I next run a continuous tape of all the numbers on all the forms and schedules in the return – Schedules A, B, C, D, and E and so on – and any unattached worksheets used to determine entries on the 1040 in the order the information appears on Page 1 and 2.

For example, I would add the wages and other income numbers of Page 1 (that are not carried forward from an internal form or schedule or unattached worksheet) and the individual entries from each internal form and schedule and unattached worksheet that are carried over to Page 1, subtract the adjustments to income in the same way (using the individual entries from any internal forms and schedules and unattached worksheets), subtract either the individual components of the Standard Deduction or the individual items from Schedule A, including any individual items of deduction or adjustment from unattached worksheets, and each personal exemption individually.

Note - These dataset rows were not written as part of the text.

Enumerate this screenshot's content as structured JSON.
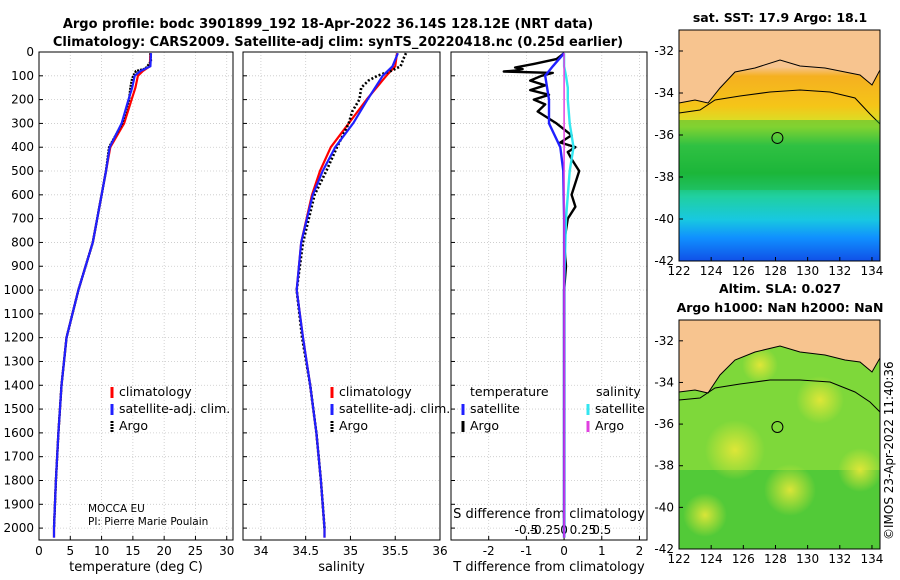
{
  "title_line1": "Argo profile: bodc 3901899_192 18-Apr-2022 36.14S 128.12E (NRT data)",
  "title_line2": "Climatology: CARS2009. Satellite-adj clim: synTS_20220418.nc (0.25d earlier)",
  "colors": {
    "climatology": "#ff0000",
    "satellite": "#2020ff",
    "argo": "#000000",
    "sal_satellite": "#33e6f0",
    "sal_argo": "#e040e0"
  },
  "chart_data": [
    {
      "type": "line",
      "id": "temperature",
      "xlabel": "temperature (deg C)",
      "xlim": [
        0,
        31
      ],
      "ylim": [
        2050,
        0
      ],
      "xticks": [
        0,
        5,
        10,
        15,
        20,
        25,
        30
      ],
      "xtick_labels": [
        "0",
        "5",
        "10",
        "15",
        "20",
        "25",
        "30"
      ],
      "yticks": [
        0,
        100,
        200,
        300,
        400,
        500,
        600,
        700,
        800,
        900,
        1000,
        1100,
        1200,
        1300,
        1400,
        1500,
        1600,
        1700,
        1800,
        1900,
        2000
      ],
      "ytick_labels": [
        "0",
        "100",
        "200",
        "300",
        "400",
        "500",
        "600",
        "700",
        "800",
        "900",
        "1000",
        "1100",
        "1200",
        "1300",
        "1400",
        "1500",
        "1600",
        "1700",
        "1800",
        "1900",
        "2000"
      ],
      "legend": [
        "climatology",
        "satellite-adj. clim.",
        "Argo"
      ],
      "credit1": "MOCCA EU",
      "credit2": "PI: Pierre Marie Poulain",
      "series": [
        {
          "name": "climatology",
          "depth": [
            5,
            60,
            80,
            100,
            150,
            200,
            300,
            400,
            500,
            600,
            800,
            1000,
            1200,
            1400,
            1600,
            1800,
            2000,
            2040
          ],
          "values": [
            17.8,
            17.7,
            16.6,
            15.8,
            15.4,
            14.8,
            13.6,
            11.4,
            10.7,
            10.0,
            8.6,
            6.3,
            4.4,
            3.6,
            3.1,
            2.7,
            2.4,
            2.4
          ]
        },
        {
          "name": "satellite-adj. clim.",
          "depth": [
            5,
            60,
            80,
            100,
            150,
            200,
            300,
            400,
            500,
            600,
            800,
            1000,
            1200,
            1400,
            1600,
            1800,
            2000,
            2040
          ],
          "values": [
            17.9,
            17.8,
            16.2,
            15.3,
            14.9,
            14.3,
            13.2,
            11.3,
            10.7,
            10.0,
            8.6,
            6.3,
            4.4,
            3.6,
            3.1,
            2.7,
            2.4,
            2.4
          ]
        },
        {
          "name": "Argo",
          "depth": [
            5,
            40,
            70,
            80,
            90,
            110,
            150,
            200,
            300,
            400,
            500,
            600,
            800,
            1000,
            1200,
            1400,
            1600,
            1800,
            2000
          ],
          "values": [
            17.8,
            17.9,
            17.0,
            15.5,
            15.3,
            14.9,
            14.6,
            14.4,
            13.3,
            11.2,
            10.7,
            10.0,
            8.6,
            6.3,
            4.4,
            3.6,
            3.1,
            2.7,
            2.4
          ]
        }
      ]
    },
    {
      "type": "line",
      "id": "salinity",
      "xlabel": "salinity",
      "xlim": [
        33.8,
        36.0
      ],
      "ylim": [
        2050,
        0
      ],
      "xticks": [
        34,
        34.5,
        35,
        35.5,
        36
      ],
      "xtick_labels": [
        "34",
        "34.5",
        "35",
        "35.5",
        "36"
      ],
      "legend": [
        "climatology",
        "satellite-adj. clim.",
        "Argo"
      ],
      "series": [
        {
          "name": "climatology",
          "depth": [
            5,
            60,
            100,
            200,
            300,
            400,
            500,
            600,
            800,
            1000,
            1200,
            1400,
            1600,
            1800,
            2000,
            2040
          ],
          "values": [
            35.52,
            35.5,
            35.4,
            35.18,
            34.98,
            34.78,
            34.66,
            34.57,
            34.45,
            34.4,
            34.47,
            34.55,
            34.62,
            34.67,
            34.71,
            34.71
          ]
        },
        {
          "name": "satellite-adj. clim.",
          "depth": [
            5,
            60,
            100,
            200,
            300,
            400,
            500,
            600,
            800,
            1000,
            1200,
            1400,
            1600,
            1800,
            2000,
            2040
          ],
          "values": [
            35.53,
            35.47,
            35.36,
            35.19,
            35.03,
            34.83,
            34.69,
            34.58,
            34.45,
            34.4,
            34.47,
            34.55,
            34.62,
            34.67,
            34.71,
            34.71
          ]
        },
        {
          "name": "Argo",
          "depth": [
            5,
            30,
            60,
            80,
            100,
            120,
            150,
            200,
            250,
            300,
            400,
            500,
            600,
            800,
            1000,
            1200,
            1400,
            1600,
            1800,
            2000
          ],
          "values": [
            35.62,
            35.59,
            35.56,
            35.45,
            35.3,
            35.2,
            35.12,
            35.1,
            35.02,
            34.98,
            34.85,
            34.73,
            34.6,
            34.47,
            34.4,
            34.46,
            34.55,
            34.62,
            34.67,
            34.71
          ]
        }
      ]
    },
    {
      "type": "line",
      "id": "difference",
      "xlabel": "T difference from climatology",
      "xlabel2": "S difference from climatology",
      "xlim": [
        -3.0,
        2.2
      ],
      "ylim": [
        2050,
        0
      ],
      "xticks": [
        -2,
        -1,
        0,
        1,
        2
      ],
      "xtick_labels": [
        "-2",
        "-1",
        "0",
        "1",
        "2"
      ],
      "xticks_s": [
        -1.0,
        -0.5,
        0,
        0.5,
        1.0
      ],
      "xtick_labels_s": [
        "-0.5",
        "-0.25",
        "0",
        "0.25",
        "0.5"
      ],
      "legend_title_t": "temperature",
      "legend_title_s": "salinity",
      "legend_t": [
        "satellite",
        "Argo"
      ],
      "legend_s": [
        "satellite",
        "Argo"
      ],
      "series": [
        {
          "name": "temperature satellite",
          "depth": [
            5,
            60,
            80,
            100,
            150,
            200,
            300,
            400,
            500,
            700,
            900,
            1200,
            1500,
            1800,
            2040
          ],
          "values": [
            0.0,
            -0.3,
            -0.4,
            -0.5,
            -0.45,
            -0.4,
            -0.4,
            -0.1,
            -0.02,
            0.0,
            0.0,
            0.0,
            0.0,
            0.0,
            0.0
          ]
        },
        {
          "name": "temperature Argo",
          "depth": [
            5,
            30,
            50,
            65,
            72,
            78,
            82,
            88,
            100,
            120,
            140,
            160,
            180,
            200,
            220,
            250,
            300,
            350,
            380,
            400,
            420,
            450,
            500,
            550,
            600,
            650,
            700,
            800,
            900,
            1000,
            1200,
            1500,
            1800,
            2000
          ],
          "values": [
            0.0,
            -0.2,
            -0.8,
            -1.3,
            -1.1,
            -1.3,
            -1.6,
            -0.3,
            -0.6,
            -0.9,
            -0.5,
            -0.9,
            -0.4,
            -0.8,
            -0.5,
            -0.7,
            -0.2,
            0.2,
            -0.1,
            0.3,
            0.1,
            0.2,
            0.4,
            0.3,
            0.2,
            0.3,
            0.1,
            0.0,
            0.05,
            0.0,
            0.0,
            0.0,
            0.0,
            0.0
          ]
        },
        {
          "name": "salinity satellite",
          "depth": [
            5,
            60,
            100,
            150,
            200,
            300,
            400,
            500,
            700,
            1000,
            1300,
            1600,
            2040
          ],
          "values": [
            0.0,
            0.0,
            0.05,
            0.1,
            0.1,
            0.15,
            0.25,
            0.15,
            0.05,
            0.0,
            0.0,
            0.0,
            0.0
          ]
        },
        {
          "name": "salinity Argo",
          "depth": [
            5,
            1400,
            2040
          ],
          "values": [
            0.0,
            0.0,
            0.0
          ]
        }
      ]
    },
    {
      "type": "heatmap",
      "id": "sst_map",
      "title": "sat. SST: 17.9 Argo: 18.1",
      "xlim": [
        122,
        134.5
      ],
      "ylim": [
        -42,
        -31
      ],
      "xticks": [
        122,
        124,
        126,
        128,
        130,
        132,
        134
      ],
      "xtick_labels": [
        "122",
        "124",
        "126",
        "128",
        "130",
        "132",
        "134"
      ],
      "yticks": [
        -32,
        -34,
        -36,
        -38,
        -40,
        -42
      ],
      "ytick_labels": [
        "-32",
        "-34",
        "-36",
        "-38",
        "-40",
        "-42"
      ],
      "float_position": [
        128.12,
        -36.14
      ]
    },
    {
      "type": "heatmap",
      "id": "sla_map",
      "title": "Altim. SLA: 0.027",
      "subtitle": "Argo h1000: NaN h2000: NaN",
      "xlim": [
        122,
        134.5
      ],
      "ylim": [
        -42,
        -31
      ],
      "xticks": [
        122,
        124,
        126,
        128,
        130,
        132,
        134
      ],
      "xtick_labels": [
        "122",
        "124",
        "126",
        "128",
        "130",
        "132",
        "134"
      ],
      "yticks": [
        -32,
        -34,
        -36,
        -38,
        -40,
        -42
      ],
      "ytick_labels": [
        "-32",
        "-34",
        "-36",
        "-38",
        "-40",
        "-42"
      ],
      "float_position": [
        128.12,
        -36.14
      ]
    }
  ],
  "footer_stamp": "©IMOS 23-Apr-2022 11:40:36"
}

The total from both of these first two sets of adding machine tapes should be exactly the same. If they are not I go back and check the additions and subtractions of individual items on each of the internal forms and schedules and unattached worksheets to verify the carryforward numbers.

I run the last tape directly from the original source documents of the information reported on the return – W-2s, 1099s, K-1s, 1098s, bills and receipts, and any worksheets either prepared by myself or provided by the client. Here I use the complete dollars and cents for each item. The total of this tape should be within a couple of dollars (and change) of the totals on the first two – considering there would be minor rounding adjustments.

In the case of a Schedule D with a loss, where the total of all the individual items results in a net loss in excess of the $3,000 allowable maximum, I first run separate tapes of the Schedule D items – both from the return and the source documents – to verify the net capital loss and then use the $3,000 loss deduction in each of the 3 “triple-check” tapes. I would also do the same with Schedule E if a passive loss is limited.

Once the net taxable income has been verified I double check the actual tax calculation, using the number on the tax return and the net taxable income from the third adding machine tape process.

This triple check process is not as time consuming as it may seem from the explanation.
 
Any questions, or suggestions for additional checks?